La Torre di Babele del Caucaso
Fra i tanti articoli che appaiono sulla stampa di tutto il mondo a proposito del conflitto (concluso? sospeso? ancora in corso?) tra Russia e Georgia, ne ho letto uno particolarmente interessante sull’Herald Tribune di oggi. Un articolo che in apparenza non parla della guerra, ma in realtà aiuta, a mio parere, a comprenderla meglio. Avendo vissuto e lavorato a Mosca per quasi otto anni, ricordavo che il Caucaso è un calderone di popoli, ma non sapevo, o avevo dimenticato, fino a che punto. L’Herald Tribune permette di rinfrescare la memoria.
La lingua georgiana ha come più vicino parente, secondo gli esperti, il basco. La lingua ossetina, viceversa, è simile al farsi. Già questo sarebbe un argomento per spiegare l’incomprensione trai due popoli. In tutto, nella regione si parlano 40 lingue diverse: in nessun altro luogo del mondo c’è una simile diversità linguistica.
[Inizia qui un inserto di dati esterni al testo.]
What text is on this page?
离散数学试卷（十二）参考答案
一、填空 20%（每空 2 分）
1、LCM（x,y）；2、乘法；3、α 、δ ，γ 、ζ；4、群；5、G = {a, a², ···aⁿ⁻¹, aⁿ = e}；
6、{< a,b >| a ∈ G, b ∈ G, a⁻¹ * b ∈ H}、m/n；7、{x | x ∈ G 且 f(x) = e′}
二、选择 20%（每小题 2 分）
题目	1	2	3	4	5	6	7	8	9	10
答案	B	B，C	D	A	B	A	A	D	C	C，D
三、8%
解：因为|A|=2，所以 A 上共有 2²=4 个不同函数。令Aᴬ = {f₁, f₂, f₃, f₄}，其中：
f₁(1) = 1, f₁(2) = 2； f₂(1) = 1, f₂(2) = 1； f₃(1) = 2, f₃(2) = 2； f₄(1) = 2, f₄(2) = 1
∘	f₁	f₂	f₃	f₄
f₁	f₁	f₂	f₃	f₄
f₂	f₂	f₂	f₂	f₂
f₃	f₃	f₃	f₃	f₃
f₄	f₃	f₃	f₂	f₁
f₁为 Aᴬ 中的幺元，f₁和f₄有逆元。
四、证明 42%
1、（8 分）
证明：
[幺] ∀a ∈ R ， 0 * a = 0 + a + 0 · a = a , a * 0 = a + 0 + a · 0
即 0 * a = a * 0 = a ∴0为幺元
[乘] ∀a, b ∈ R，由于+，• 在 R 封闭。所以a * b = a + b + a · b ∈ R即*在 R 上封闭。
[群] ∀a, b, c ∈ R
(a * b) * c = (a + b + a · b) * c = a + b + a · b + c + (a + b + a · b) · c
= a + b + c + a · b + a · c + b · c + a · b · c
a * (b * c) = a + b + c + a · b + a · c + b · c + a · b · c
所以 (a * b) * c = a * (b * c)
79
O meglio, un’area con maggiore diversità linguistica c’è, anzi ce ne sono due: Papua Nuova Guinea e alcune parti della foresta dell’Amazzonia, luoghi in cui la giungla è così fitta che raramente le piccole tribù che li popolano si incontrano l’una con l’altra. Nel Caucaso, le montagne svolgono lo stesso ruolo della giungla, offrendo a minuscoli gruppi etnici un rifugio naturale contro gruppi più numerosi, più potenti o più aggressivi. Generazioni di linguisti provenienti da tutto il mondo perlustrano a piedi le montagne del Caucaso per studiare, conoscere meglio e in qualche caso scoprire lingue come lo svan, l’ubykh, l’udi, lo tsova-tush e il bzyh. Quanto al georgiano, la sua difficoltà è leggendaria, a cominciare dal modo diabolico in cui raggruppa le consonanti senza bisogno di vocali: provate a pronunciare “gvprtskvni”. Nel Medio Evo, si riteneva che le genti fuggite dalla Torre di Babele fossero andate a finire nel Caucaso. Di sicuro, continuano a fare fatica a intendersi.